You can share your results of up-gradation with the community and remain open to their bits of advice. They can take part in the developing process in this way and make their upgrades.
Google Open Source stimulates the creation of useful products without any commercial interest. Not only, with the help of Google Open Source, you can test your code but more than 2000 other projects.
You can use it to do meaningful research by investigating with the help of a few keywords.
Google AI Tools For Researchers
1. Google Datasets
The Machine Learning model needs a balanced dataset. The main and difficult part of the work is handling the raw data. Google has made it easy with its datasets. 64 high-level datasets can do ML tasks. All users have to complete their free survey before actually starting its use.
2. Google Datasets Search
Often you come across some atypical problems for which basic datasets are not competent enough. That’s why Google has brought something helpful, Google datasets search.
Dataset search helps in analyzing big datasets to answer any query.
It shows results in the relevance order; links are following the description and download. But, at present, this search engine is a beta version.
Google AI Tools For Organizations
1. Cloud Tensor Processing Unit (TPU)
Commercial products need increasing speed and decreasing local resources. Here comes Google Cloud to do the task.
All tools belonging to this category do the job, and Cloud TPU is no different. In simple words, it is a way to complete some large code computations with significant performance growth.
Google uses the TPU tool in some popular company products: Gmail and Calendar, etc. Depending on their power and pricing, there is a range of tensor Processing Unit versions.
Companies can scale their projects according to their need.
2. Cloud AI
This Google AI Tool is more about artificial intelligence. It works much like ML Kit, but in large systems, not confined to mere mobile applications.
It gives a chance to interact with more advanced technologies, not only basic ML solutions.

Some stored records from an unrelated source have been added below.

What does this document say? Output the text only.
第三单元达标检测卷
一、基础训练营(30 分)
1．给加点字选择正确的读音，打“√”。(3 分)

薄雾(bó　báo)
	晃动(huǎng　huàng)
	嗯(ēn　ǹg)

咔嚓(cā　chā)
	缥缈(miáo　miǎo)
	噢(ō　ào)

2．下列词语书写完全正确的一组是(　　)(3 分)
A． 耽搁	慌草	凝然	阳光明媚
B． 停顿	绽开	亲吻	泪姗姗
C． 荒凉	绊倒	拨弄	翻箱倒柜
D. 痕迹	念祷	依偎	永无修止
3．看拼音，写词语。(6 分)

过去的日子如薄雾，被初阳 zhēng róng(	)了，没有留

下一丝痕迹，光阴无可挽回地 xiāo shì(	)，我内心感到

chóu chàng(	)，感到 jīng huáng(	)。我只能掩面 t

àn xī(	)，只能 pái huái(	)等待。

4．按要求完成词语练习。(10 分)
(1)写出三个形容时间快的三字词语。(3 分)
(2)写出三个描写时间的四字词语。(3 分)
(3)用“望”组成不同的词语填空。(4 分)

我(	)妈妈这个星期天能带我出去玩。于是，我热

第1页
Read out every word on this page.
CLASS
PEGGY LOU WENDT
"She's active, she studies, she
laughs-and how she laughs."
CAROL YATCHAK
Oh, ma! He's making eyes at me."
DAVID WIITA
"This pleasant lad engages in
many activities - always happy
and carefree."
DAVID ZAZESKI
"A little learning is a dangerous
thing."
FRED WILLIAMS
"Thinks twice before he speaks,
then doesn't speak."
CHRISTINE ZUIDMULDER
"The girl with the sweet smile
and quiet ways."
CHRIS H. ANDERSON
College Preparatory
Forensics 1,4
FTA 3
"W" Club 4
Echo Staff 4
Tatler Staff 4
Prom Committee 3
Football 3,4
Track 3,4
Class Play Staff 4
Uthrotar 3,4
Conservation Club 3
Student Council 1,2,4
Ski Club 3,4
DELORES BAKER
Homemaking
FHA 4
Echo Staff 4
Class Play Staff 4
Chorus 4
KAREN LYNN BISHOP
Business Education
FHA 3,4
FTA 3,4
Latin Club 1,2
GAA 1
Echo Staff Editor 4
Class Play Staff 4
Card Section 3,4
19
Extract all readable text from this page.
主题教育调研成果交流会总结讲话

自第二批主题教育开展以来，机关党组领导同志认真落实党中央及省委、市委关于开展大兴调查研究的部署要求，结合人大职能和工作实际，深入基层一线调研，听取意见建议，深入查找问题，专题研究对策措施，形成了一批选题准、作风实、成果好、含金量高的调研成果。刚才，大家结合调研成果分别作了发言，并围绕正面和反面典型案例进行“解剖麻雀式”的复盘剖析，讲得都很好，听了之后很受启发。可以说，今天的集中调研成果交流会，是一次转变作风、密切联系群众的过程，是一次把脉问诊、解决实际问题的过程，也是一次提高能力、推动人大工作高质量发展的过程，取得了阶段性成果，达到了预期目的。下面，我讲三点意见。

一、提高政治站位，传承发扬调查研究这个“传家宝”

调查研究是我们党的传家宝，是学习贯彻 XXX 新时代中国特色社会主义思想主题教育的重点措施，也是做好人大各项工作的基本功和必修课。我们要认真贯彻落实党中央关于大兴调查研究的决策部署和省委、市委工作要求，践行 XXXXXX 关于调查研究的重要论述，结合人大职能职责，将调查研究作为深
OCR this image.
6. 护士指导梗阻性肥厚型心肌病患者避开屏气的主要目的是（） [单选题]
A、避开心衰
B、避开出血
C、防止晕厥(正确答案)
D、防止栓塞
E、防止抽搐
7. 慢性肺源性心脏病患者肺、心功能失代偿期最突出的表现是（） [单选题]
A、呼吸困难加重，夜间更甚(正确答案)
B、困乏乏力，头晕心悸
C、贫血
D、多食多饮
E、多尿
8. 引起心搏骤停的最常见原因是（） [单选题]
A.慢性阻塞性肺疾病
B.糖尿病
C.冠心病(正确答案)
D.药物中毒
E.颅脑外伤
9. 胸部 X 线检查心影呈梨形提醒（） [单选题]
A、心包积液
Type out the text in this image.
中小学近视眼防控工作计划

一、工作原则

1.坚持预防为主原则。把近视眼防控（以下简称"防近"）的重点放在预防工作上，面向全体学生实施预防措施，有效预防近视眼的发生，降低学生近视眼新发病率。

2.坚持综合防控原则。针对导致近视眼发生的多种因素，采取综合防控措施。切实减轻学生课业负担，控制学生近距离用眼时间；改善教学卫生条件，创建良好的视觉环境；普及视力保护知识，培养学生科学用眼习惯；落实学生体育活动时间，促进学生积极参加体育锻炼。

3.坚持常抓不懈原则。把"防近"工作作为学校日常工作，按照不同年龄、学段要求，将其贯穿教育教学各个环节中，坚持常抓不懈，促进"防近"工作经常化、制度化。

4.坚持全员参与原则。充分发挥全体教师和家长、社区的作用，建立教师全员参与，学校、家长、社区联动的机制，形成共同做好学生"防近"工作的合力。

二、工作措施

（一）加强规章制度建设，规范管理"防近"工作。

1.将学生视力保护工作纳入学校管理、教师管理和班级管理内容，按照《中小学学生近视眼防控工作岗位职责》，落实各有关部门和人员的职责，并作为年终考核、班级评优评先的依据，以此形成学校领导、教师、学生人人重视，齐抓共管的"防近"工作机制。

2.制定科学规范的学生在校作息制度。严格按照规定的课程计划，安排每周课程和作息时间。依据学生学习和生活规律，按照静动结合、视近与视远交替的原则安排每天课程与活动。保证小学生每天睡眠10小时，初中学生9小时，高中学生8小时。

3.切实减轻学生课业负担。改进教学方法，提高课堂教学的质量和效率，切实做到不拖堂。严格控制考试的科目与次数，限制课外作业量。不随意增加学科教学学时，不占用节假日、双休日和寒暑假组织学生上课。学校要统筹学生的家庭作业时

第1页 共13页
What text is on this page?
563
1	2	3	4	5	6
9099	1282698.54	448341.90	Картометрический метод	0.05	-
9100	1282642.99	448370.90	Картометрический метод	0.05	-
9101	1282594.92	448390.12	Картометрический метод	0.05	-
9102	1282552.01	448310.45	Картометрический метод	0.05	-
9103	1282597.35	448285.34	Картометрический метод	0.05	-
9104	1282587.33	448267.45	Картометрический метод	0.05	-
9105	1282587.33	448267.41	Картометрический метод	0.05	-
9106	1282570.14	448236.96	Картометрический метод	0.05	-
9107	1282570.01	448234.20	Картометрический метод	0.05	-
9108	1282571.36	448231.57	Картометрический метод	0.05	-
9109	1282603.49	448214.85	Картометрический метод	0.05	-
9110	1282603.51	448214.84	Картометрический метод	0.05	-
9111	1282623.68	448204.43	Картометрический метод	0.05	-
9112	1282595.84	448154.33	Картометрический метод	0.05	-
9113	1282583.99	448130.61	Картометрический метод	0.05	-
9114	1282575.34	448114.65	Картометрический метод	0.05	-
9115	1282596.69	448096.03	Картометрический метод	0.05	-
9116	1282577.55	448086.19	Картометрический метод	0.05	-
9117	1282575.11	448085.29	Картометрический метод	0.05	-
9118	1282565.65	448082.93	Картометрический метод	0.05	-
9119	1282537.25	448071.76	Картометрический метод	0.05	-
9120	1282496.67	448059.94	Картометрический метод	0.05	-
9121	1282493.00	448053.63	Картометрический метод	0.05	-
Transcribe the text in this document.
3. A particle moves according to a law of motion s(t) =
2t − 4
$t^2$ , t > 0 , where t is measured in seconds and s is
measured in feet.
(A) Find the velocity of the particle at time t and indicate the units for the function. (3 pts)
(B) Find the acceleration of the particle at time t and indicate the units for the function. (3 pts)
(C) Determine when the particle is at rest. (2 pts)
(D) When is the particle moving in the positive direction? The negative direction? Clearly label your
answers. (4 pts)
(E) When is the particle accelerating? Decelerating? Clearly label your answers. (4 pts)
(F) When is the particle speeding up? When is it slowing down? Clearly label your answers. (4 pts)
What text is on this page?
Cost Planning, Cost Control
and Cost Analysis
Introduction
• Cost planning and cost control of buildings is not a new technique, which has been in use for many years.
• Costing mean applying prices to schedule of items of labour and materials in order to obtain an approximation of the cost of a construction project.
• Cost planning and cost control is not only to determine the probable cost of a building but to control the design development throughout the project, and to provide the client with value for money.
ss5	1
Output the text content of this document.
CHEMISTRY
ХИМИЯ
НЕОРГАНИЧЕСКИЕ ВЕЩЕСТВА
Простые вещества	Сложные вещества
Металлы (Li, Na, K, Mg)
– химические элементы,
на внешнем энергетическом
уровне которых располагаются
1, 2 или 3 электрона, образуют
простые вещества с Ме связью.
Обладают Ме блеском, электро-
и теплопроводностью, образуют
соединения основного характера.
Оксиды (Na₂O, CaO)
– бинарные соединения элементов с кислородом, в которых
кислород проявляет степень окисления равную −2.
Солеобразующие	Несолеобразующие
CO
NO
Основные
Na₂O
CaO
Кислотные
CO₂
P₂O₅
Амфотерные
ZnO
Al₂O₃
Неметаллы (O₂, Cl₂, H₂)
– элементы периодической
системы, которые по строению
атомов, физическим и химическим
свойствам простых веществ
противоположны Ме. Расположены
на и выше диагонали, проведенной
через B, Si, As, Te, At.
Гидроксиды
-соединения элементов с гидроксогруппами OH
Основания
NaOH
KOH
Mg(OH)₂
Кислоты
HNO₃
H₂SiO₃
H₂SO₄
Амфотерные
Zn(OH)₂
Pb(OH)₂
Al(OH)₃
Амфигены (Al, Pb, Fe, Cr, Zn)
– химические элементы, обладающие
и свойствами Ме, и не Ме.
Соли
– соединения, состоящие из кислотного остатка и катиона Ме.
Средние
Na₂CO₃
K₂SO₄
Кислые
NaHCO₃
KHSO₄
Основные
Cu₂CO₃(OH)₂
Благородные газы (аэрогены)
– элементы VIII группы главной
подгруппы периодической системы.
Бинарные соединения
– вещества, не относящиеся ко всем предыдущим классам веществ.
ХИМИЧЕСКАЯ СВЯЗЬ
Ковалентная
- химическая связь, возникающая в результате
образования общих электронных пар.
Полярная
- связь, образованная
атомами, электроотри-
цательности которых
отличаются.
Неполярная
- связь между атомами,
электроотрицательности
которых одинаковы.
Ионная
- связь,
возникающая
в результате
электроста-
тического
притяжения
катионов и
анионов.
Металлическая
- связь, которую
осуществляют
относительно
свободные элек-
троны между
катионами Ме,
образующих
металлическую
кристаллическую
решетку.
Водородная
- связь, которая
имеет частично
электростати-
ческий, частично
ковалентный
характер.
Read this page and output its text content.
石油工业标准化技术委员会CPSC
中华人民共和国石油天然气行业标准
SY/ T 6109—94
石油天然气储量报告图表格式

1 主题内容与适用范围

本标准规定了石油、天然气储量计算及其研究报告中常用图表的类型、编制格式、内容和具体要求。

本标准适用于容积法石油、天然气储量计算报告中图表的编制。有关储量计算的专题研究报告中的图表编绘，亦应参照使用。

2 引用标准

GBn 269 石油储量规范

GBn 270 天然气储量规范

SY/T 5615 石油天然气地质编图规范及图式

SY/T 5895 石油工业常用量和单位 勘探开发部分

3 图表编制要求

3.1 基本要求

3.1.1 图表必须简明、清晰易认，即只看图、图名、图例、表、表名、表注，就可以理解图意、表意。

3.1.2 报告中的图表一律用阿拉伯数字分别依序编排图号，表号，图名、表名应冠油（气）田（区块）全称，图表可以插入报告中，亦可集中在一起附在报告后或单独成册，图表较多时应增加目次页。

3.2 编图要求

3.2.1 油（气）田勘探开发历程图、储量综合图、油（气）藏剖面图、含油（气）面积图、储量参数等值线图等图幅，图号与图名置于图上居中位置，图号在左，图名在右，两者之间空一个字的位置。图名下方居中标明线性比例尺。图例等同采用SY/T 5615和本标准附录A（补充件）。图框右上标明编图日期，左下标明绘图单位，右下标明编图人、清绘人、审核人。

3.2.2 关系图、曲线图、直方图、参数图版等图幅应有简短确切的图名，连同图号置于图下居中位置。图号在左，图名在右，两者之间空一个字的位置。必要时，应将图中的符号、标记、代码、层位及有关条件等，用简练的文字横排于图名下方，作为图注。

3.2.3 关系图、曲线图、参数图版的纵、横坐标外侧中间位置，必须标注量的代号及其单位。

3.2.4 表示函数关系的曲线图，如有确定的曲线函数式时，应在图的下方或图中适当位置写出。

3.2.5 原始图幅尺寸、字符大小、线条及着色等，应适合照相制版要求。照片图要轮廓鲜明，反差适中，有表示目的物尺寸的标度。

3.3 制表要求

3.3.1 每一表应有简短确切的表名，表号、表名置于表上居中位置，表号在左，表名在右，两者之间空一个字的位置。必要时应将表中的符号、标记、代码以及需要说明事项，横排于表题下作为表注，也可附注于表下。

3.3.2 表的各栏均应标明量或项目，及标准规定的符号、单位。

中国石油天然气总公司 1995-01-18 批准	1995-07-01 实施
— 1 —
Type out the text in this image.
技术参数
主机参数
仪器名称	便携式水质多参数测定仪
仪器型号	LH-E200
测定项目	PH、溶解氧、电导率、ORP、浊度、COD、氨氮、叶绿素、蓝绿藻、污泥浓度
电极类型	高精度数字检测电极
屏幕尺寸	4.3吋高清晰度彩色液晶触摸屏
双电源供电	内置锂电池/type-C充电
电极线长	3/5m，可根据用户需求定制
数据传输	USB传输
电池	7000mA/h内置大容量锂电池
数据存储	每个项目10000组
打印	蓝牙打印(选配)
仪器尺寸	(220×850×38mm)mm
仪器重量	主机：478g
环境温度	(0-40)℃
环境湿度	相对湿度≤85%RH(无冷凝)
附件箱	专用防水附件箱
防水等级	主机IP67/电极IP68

Few components of this cloud tool include:
AI Hub
It consists of well-maintained pipelines of artificial intelligence-based end-to-end projects. AI Hub uses some AI modules built by other teams and processes theme-related content published by Google AI, Google Cloud AI, and Google Cloud Partners.
AI Building Blocks
These have an array of typical use cases and needs. AI building blocks add language, conversation, vision, and structured data into custom applications.
One such example is recommendations AI, which helps to create advanced advisory systems based on consumer preferences.
AI Platform
Contrary to previous components, this project of Cloud AI contributes to the development of ‘thinking computer systems.’ Engineers on this platform can build their systems that have been used on the Google Cloud Platform.
Based on remote computing, the platform can train new models without significant code modifications. It supports many other Google tools for synchronizations, such as Google Cloud Platform, Big Query, Deep learning VM Image.
Cloud AutoML
Cloud AutoML is one of the most interesting yet upcoming projects in Cloud AI. Despite in beta version, Cloud AutoML's popularity is still growing. It consists of a set of Machine Learning tools that do specific operations like training data creation, AutoML tables, and AutoML Translation.·
To conclude, if you want to have some remote and productive artificial intelligence projects, Cloud AI will provide you with full support in this respect.
Final Thoughts
Google AI tools show consistent Google efforts to bring innovations in artificial intelligence tools. Whether you are a developer, researcher, or commercial worker, you can benefit from Google AI tools.
One of the main specialties of these tools is the integration among them. Hence you can store data in the Big Query, process it through a custom TF model, boost it via TPUs and share it through AI Hub.
The purpose is to facilitate and empower users with precise means of evaluating, collaborating, and improving their tailored machine learning models. It can result in enhanced productivity and better services.